Add to all of this the health apps requiring masses of personal data and enabled location services, as well as counterterrorism tracking tools used in multiple nations, and you have a global technology reliance with unprecedented vulnerability.

This reveals an added angle to “the rise of China as a superpower.”

In 1992, Joseph de Courcy wrote that technology reliance is “the Western world’s Achilles’ heel.” How much more true this is today, as much of the world embraces China’s mass surveillance and tracking techniques.

Ezekiel 7:14 prophesies of modern-day Israel (primarily Britain and America), “They have blown the trumpet, even to make all ready; but none goeth to the battle: for my wrath is upon all the multitude thereof.”

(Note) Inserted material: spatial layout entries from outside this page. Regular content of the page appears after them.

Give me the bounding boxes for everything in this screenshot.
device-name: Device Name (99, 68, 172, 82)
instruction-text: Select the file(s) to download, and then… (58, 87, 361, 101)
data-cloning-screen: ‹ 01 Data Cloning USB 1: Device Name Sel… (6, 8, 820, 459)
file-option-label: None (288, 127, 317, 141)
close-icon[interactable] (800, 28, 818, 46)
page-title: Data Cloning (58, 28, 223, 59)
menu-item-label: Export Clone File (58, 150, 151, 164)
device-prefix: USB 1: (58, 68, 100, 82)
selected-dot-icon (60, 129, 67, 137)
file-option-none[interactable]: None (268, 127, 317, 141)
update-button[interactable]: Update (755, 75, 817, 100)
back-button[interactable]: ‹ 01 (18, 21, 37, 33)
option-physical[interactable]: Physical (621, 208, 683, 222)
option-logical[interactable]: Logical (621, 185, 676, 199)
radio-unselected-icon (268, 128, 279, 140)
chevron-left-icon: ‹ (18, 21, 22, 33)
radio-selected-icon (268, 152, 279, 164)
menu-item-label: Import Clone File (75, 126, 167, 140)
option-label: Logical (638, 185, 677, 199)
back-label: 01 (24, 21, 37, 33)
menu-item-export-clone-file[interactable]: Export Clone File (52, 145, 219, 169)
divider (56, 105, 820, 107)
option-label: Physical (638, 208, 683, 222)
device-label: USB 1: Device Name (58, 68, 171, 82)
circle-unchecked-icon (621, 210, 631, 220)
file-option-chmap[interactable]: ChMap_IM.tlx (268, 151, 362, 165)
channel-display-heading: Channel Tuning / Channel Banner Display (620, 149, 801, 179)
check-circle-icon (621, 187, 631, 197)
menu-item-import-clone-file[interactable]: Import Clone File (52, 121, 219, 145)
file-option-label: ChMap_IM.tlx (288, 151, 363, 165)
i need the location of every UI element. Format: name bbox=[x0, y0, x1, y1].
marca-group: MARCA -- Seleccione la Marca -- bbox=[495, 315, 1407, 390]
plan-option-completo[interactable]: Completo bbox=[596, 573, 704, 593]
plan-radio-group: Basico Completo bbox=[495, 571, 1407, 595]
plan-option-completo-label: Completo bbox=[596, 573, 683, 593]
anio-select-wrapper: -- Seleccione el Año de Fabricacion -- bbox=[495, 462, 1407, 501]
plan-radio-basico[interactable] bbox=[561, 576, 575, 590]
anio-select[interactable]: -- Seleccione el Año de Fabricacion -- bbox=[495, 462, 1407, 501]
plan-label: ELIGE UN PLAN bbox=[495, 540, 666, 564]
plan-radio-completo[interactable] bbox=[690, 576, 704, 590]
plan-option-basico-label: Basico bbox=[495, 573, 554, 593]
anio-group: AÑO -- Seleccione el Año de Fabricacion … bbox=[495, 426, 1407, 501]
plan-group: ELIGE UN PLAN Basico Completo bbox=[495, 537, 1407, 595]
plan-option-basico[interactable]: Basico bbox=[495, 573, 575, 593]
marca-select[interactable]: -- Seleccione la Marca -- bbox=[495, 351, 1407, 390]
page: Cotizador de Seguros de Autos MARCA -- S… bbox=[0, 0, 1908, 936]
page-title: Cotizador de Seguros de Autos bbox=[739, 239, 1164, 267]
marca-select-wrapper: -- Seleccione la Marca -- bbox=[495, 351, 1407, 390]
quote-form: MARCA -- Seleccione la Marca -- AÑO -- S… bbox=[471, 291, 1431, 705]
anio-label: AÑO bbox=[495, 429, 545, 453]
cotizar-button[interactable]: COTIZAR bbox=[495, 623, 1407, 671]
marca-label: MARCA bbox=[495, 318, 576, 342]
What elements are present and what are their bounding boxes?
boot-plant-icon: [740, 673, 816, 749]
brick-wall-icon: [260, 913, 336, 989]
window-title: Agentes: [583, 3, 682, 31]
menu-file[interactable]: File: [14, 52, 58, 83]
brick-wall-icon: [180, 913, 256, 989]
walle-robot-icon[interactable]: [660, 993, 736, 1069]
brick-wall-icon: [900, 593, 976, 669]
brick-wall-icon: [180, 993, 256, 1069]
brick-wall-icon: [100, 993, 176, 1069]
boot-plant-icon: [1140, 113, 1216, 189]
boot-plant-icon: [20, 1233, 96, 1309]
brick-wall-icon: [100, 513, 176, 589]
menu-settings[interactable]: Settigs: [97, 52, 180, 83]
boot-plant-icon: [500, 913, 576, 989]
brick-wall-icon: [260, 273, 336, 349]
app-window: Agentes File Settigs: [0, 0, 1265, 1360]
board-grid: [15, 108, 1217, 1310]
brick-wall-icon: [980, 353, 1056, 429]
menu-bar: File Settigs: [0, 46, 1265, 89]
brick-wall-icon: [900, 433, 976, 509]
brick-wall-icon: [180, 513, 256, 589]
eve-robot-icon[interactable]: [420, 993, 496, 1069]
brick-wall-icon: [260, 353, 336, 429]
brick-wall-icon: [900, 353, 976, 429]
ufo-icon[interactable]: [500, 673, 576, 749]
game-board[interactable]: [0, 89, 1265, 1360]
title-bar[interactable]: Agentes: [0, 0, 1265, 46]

Referencing this scripture, Trumpet editor in chief Gerald Flurry wrote: “It seems everybody is expecting our people to go into battle, but the greatest tragedy imaginable occurs! Nobody goes to battle—even though the trumpet is blown! Will it be because of a computer terrorist?”

Is the coronavirus making this possible? Could the West, as Mr. Flurry put it, “lose the next war before we even begin”? These are the frightening realities that the response to covid-19 is making possible.